The slow step in basic picking (chapter 4) is locating the pin which is binding the most. The force diagram (Figure 5.5) developed in chapter 5 suggests a fast way to select th correct pin to lift. Assume that all the pins could be characterized by the same force diagram. That is, assume that theyall bind at once and that they allencounter the same friction. Now consider the effect of running the pick over all the pins with a pressure that is great enough to overcome the spring and friction forces but not great enough to overcome the collision force of the key pin hitting the hull. Any pressure that is above the flat portion of the force graph and below the top of the peak will work. As the pick passes over a pin, the pin will rise until it hits the hull, but it will not enter the hull. See Figure 5.3. The collision force at the sheer line resists the pressure of the pick, so the pick rides over the pin without pressing it into the hull. If the proper torque is being applied, the plug will rotate slightly. As the pick leaves the pin, the key pin will fall back to its initial position, but the driver pin will catch on the edge of the plug and stay above the sheer line. See Figure 6.1. In theory one stroke of the pick over the pins will cause the lock to open.

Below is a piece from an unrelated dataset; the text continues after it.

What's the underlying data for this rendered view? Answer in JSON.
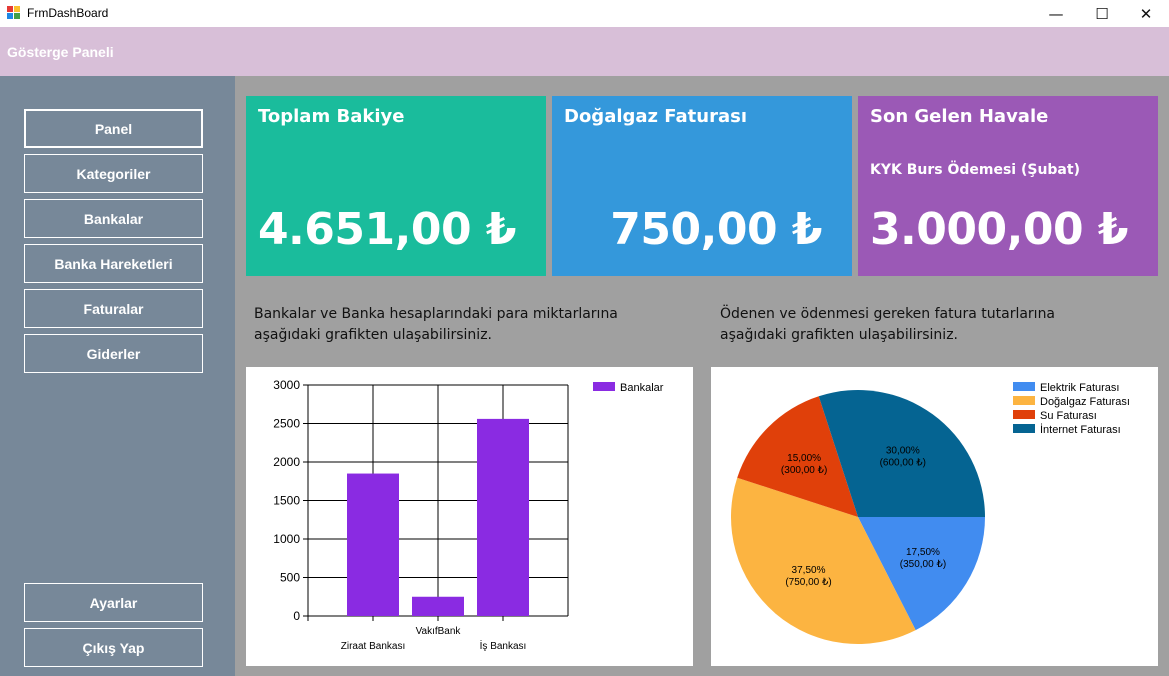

In practice, at most one or two pins will set during a single stroke of the pick, so several strokes are necessary. Basically, you use the pick to scrub back and forth over the pins while y ou adjust the amount of torque on the plug. The exercises in chapter 8 will teach you how to choose the correct torque and pressure.
You will find that the pins of a lock tend to set in a particular order. Many factors effect this order (see chapter 9), but the primary cause is a misalignment between the center axis of the plug and the axis on which the holes were drilled. See figure 6.2. If the axis of the pin holes is skewed from the center line of the plug, then the pins will set from back to front if the plug is turned one way, and from front to back if the plug is turned the other way. Many locks have this defect.
Scrubbing is fast because you don’t need to pay attention to individual pins. You only need to find the correct torque and pressure. Figure 6.1 summarizes the steps of picking a lock by scrubbing. The exercises will teach you how to recognize when a pin is set and how to apply the correct forces. If a lock doesn’t open quickly, then it probably has one of the characteristics described in chapter 9 and you will have to concentrate on individual pins.
- 1. Insert the pick and torque wrench. Without applying any torque pull the pic out to get a feel for the stiffness of the lock’s springs.
- 2. Apply a light torque. Insert the pick without touching the pins. As you pull the pick out, apply pressure to the pins. The pressure should be slightly larger than the minimum necessary to overcome the spring force.
- 3. Gradually increase the torque with each stroke of the pick until pins begin to set.
- 4. Keeping the torque fixed, scrub back and forth over the pins that have not set. If additional pins do not set, release the torque and start over with the torque found in the last step.
- 5. Once the majority of the pins have been set, increase the torque and scrub the pins with a slightly larger pressure. This will set any pins which have set low due to beveled edges, etc.
Table 6.1: Figure 13: Basic scrubbing.